Ozery Bakery, located just outside of Toronto, specializes in flatbread rounds that are kosher and free of artificial flavors, preservatives, additives and GMOs.
Most recently, however, the company has focused on a different side of the health-and-wellness debate that’s critical for many families.
“On our flatbread side, we’re seeing an increase in the number of food allergens developing in North America, so we decided to make a massive shift in our facility to remove two of the top allergens, sesame seeds and peanuts,” said Laura Morgan, director of marketing, Ozery Bakery. “We’re calling out that our products are now made in a peanut-free facility and are safe for schools, which is the lane we are focused on with our Snacking Rounds that are more kid-focused, smaller products.”
She added that all Ozery Bakery products contain wholesome ingredients, such as its Apple Cinnamon, Cranberry Orange and Muesli Morning Rounds or its Organic Wheat, Multi Grain or 100-Calorie Whole Wheat OneBun.
“People are swapping out the heavy traditional burger bun for the OneBun,” Ms. Morgan said. “We also have brioche buns and bites, which are plant-based and vegan. If you want something that’s more indulgent, you can go for our brioche, but we also offer the 100-calorie flatbread, which is popular for barbecue season.”
Some BFY baked goods are perceived as nutritious, but they haven’t passed the taste test to fit into Ozery Bakery’s portfolio.
“There has been a struggle from a taste profile perspective with cauli-flower. I don’t know that we’ve seen anything that nails it on the taste side. There’s still a demand for that balance of taste and health benefits,” Ms. Morgan said. “We want to have all the health benefits and attributes, but we want to make sure that taste is our priority. Consumers want everything. They want it to taste good, but they also want gluten-free, vegan, plant-based, low-sugar, low carbs. We’ve got to play with the flavor, and that hasn’t been quite nailed down on the cauliflower side yet.”

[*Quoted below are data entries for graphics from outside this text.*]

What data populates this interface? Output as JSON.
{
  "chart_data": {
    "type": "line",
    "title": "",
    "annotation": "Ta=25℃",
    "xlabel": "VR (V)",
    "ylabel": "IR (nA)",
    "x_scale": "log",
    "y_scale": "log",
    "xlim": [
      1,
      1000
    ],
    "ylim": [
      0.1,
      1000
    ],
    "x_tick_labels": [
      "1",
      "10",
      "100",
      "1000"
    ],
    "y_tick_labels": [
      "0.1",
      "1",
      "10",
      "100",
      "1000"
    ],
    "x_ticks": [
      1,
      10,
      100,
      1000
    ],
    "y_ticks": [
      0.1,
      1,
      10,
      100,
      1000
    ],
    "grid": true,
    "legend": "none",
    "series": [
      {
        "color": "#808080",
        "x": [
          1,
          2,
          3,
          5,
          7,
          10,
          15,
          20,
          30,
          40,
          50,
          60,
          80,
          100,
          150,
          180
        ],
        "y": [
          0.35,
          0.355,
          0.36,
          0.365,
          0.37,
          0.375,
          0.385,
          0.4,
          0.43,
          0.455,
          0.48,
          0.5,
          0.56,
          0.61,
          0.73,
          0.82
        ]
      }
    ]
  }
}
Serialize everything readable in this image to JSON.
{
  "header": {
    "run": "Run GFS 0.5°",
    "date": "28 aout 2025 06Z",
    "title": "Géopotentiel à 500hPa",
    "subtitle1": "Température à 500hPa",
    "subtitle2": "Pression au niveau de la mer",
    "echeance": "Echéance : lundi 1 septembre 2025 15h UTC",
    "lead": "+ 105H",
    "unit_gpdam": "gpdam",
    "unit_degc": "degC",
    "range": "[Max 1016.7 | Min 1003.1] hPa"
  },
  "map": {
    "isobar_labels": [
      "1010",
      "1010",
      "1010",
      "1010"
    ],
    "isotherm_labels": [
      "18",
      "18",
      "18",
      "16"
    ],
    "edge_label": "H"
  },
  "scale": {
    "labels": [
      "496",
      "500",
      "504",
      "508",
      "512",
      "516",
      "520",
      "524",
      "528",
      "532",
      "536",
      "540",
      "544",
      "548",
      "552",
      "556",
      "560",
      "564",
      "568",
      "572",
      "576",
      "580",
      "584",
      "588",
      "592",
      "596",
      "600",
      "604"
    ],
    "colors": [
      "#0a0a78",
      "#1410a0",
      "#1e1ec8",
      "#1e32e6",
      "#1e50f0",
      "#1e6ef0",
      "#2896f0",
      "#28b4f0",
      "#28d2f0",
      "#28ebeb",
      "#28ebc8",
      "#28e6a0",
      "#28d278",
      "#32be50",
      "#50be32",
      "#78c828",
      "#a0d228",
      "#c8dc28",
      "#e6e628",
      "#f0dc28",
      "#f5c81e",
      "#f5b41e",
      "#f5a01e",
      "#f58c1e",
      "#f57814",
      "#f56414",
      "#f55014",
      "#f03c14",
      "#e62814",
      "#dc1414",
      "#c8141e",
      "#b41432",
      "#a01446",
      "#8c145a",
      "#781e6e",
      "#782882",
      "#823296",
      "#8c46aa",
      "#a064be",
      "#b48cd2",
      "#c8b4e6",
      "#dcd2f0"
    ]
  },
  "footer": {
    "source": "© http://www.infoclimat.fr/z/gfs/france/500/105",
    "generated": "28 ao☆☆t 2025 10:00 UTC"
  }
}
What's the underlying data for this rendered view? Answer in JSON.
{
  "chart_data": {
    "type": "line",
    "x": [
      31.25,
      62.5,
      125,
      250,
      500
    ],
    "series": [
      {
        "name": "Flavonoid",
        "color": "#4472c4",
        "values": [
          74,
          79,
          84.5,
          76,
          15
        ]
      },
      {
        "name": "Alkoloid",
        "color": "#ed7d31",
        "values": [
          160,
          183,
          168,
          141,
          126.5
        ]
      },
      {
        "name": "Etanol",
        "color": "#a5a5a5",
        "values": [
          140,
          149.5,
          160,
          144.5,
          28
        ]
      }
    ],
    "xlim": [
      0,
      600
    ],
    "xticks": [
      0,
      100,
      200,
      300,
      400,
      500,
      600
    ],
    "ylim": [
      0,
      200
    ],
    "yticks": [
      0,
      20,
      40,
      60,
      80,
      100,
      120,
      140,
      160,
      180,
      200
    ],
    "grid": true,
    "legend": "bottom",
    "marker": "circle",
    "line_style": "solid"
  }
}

However, BFY can be interpreted in many ways, and that dynamic provides ample avenues for innovation.
“The interesting thing about the BFY movement is that it means something different to every consumer,” Ms. Merritt observed. “It’s definitely a personalized definition, and therefore, it does become niche very quickly. If you look at BFY in the broadest sense, it is simply clean label with as few ingredients as possible.”